Tinh Gia Viên, institution culinaire de Huê
Un jour, un ambassadeur étranger s’est rendu à Huê et a dégusté les plats de Tôn Nu Thi Hà. Il lui a alors suggéré : "Pourquoi n’ouvrez-vous pas un restaurant ? Je serai votre client fidèle".
"Au début, j’ai pensé que c’était difficile à faire. Mais, j’ai constaté qu’il avait raison. Peut-être qu’ainsi, je pourrais faire revivre l’art de la cuisine royale, oublié depuis longtemps", a dit Mme Hà.
Grâce à l’appui de ses proches, le restaurant Tinh Gia Viên a été inauguré pendant l’été 1993 dans la rue Lê Thánh Tôn. Désormais, c’est une adresse connue pour tous ceux qui aiment Huê, pour les touristes nationaux et étrangers.
Il s’agit d’un jardin typique de l’ancienne capitale impériale qui a remporté la "Coupe d’or du développement durable pour l’œuvre verte du Vietnam", offerte par le ministère des Sciences et des Technologies, et la "Coupe d’or du tourisme vert au Vietnam" décernée par l’Administration nationale du tourisme.
Tinh Gia Viên a accueilli de nombreuses délégations étrangères de haut rang en visite au Vietnam.
D’après Mme Hà, lors de la préparation des plats royaux, le chef doit mettre des épices à plusieurs reprises pour assurer à la fois le goût et la fraîcheur des aliments. Pour des plats, il faut le faire quatre fois minimum : pendant la marinade, lorsque les aliments sont en ébullition, à l’extinction du feu et lors de la présentation dans l’assiette.
"En juillet 2017, le ministère des Affaires étrangers m’a invité à participer au documentaire +Rentrer à la maison+. Produit par Uniaction Film, il a été mis en scène par la réalisatrice Marie Hélène Panisset et a été projeté au musée au Vietnam et au Laos. Dans ce film, j’ai réalisé 30 plats royaux", a raconté Mme Hà.
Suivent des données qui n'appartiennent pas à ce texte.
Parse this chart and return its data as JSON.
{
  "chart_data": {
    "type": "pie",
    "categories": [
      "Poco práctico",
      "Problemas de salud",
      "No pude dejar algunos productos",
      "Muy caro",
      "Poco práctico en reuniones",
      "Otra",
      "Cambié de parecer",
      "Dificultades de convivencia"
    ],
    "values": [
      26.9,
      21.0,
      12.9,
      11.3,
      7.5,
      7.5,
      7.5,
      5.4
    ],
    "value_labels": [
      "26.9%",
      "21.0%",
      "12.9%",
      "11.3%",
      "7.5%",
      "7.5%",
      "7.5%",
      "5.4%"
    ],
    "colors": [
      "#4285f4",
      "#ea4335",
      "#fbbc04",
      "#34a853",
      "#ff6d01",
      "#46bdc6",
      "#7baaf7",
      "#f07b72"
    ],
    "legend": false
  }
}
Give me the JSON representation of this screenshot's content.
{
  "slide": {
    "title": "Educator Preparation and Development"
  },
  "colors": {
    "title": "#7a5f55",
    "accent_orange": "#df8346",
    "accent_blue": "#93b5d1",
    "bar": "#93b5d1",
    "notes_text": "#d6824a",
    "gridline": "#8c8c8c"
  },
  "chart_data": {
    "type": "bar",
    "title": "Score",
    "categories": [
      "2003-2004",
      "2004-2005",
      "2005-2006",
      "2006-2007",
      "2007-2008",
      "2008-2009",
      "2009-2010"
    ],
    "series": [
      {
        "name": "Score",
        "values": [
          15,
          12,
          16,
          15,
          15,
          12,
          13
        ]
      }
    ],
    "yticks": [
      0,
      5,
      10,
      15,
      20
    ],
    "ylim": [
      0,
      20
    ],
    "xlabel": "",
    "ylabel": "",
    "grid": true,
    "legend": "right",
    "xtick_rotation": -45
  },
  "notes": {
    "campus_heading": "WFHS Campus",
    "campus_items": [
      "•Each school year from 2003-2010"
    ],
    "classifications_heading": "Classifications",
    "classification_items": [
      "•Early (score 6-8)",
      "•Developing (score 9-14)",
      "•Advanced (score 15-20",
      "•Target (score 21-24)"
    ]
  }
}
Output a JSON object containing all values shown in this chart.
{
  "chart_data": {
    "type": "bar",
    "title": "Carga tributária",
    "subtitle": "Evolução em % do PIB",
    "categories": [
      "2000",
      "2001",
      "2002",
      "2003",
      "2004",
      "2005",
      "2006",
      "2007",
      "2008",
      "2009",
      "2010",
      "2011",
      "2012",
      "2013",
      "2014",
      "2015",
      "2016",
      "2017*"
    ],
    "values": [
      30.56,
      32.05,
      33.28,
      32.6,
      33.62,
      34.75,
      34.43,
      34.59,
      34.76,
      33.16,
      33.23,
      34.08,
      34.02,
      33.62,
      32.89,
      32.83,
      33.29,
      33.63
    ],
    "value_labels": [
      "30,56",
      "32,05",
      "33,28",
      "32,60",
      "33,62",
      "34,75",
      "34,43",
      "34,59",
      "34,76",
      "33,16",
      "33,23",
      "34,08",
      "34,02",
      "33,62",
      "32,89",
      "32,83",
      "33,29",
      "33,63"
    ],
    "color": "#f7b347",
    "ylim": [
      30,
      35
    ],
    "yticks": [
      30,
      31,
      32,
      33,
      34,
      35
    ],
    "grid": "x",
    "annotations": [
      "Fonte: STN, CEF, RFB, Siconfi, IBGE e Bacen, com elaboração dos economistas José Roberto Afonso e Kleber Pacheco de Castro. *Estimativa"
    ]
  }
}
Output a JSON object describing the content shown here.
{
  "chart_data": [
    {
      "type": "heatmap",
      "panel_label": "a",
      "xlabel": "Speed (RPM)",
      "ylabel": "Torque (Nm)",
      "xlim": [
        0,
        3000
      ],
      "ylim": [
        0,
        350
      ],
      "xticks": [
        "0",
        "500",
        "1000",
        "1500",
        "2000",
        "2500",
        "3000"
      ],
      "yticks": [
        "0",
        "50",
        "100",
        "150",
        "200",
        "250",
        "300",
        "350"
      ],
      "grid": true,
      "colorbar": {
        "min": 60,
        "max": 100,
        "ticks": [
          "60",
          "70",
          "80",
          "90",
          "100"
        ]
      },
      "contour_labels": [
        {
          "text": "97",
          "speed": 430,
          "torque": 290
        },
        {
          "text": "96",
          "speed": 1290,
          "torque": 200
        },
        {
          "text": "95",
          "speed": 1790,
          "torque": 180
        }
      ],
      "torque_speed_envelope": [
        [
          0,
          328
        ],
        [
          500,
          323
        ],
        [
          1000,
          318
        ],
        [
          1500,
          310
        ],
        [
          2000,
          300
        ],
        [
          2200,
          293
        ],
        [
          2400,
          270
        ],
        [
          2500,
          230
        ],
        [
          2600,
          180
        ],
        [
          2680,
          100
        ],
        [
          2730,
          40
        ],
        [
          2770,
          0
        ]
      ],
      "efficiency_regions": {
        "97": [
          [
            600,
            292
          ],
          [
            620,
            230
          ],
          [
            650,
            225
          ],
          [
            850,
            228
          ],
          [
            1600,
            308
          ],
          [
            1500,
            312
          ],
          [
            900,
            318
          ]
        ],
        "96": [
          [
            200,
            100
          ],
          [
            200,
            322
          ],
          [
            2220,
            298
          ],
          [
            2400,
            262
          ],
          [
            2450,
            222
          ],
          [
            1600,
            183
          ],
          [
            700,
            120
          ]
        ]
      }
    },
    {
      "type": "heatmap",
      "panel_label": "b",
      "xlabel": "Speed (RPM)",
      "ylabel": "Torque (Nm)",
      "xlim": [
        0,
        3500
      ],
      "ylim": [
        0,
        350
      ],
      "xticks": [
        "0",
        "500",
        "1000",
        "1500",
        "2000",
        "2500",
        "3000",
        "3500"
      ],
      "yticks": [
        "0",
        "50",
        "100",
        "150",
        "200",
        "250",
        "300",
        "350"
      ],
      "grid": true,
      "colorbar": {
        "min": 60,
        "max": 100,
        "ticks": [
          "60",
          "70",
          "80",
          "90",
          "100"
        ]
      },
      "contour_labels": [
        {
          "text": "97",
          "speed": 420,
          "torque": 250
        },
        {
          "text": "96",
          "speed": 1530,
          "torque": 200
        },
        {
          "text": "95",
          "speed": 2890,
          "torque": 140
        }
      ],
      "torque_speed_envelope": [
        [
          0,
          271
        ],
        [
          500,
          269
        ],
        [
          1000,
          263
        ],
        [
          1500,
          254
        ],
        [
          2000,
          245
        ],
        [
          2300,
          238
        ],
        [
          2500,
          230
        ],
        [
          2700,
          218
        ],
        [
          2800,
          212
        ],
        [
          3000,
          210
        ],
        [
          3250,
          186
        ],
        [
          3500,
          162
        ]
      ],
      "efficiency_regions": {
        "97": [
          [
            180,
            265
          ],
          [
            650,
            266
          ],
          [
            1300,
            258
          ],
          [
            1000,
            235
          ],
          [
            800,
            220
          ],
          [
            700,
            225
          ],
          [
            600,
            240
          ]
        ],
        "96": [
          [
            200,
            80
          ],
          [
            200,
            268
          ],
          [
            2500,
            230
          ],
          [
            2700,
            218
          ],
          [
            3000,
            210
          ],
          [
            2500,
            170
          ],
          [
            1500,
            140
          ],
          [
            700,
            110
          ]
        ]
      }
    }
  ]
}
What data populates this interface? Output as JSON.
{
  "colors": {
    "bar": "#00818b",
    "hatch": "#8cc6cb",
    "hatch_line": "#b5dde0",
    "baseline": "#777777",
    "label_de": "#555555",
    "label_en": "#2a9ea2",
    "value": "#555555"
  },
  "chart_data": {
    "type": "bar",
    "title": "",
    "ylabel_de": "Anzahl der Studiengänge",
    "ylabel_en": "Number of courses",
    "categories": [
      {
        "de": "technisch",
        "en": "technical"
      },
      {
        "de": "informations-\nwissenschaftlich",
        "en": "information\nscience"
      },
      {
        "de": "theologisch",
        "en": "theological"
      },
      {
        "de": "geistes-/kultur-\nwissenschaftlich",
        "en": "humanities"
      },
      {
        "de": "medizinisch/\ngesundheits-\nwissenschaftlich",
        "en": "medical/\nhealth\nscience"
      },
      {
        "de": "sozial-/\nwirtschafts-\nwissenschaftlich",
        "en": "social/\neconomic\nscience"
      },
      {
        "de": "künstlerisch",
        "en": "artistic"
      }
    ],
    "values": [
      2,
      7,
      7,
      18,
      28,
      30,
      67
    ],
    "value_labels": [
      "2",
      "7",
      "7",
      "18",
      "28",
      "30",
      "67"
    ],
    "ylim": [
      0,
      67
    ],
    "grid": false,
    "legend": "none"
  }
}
Elle a ajouté : "Au Festival du Vietnam au Japon 2017, moi et ma petite-fille Phan Tôn Gia Hiên avons été invitées par l’ambassadeur du Vietnam au Japon à réaliser le met royal +nem công+ (rouleau de printemps en forme de paon). Mon chef d’œuvre a été exposé largement au public".
En plus de la cuisine, Tôn Nu Thi Hà traduit et écrit des livres, a fait des recherches sur de nombreux sujets liés à la nutrition. Actuellement, elle est en train d’achever trois ouvrages : le premier concerne les épices vietnamiennes et celles d’autres pays dans le monde, leur utilisation de la cour royale à la cuisine familiale ; le deuxième porte sur le piment, sa préparation, son utilisation, son stockage et ses effets pour la santé et la troisième traite de la décoration des plats de la cour royale.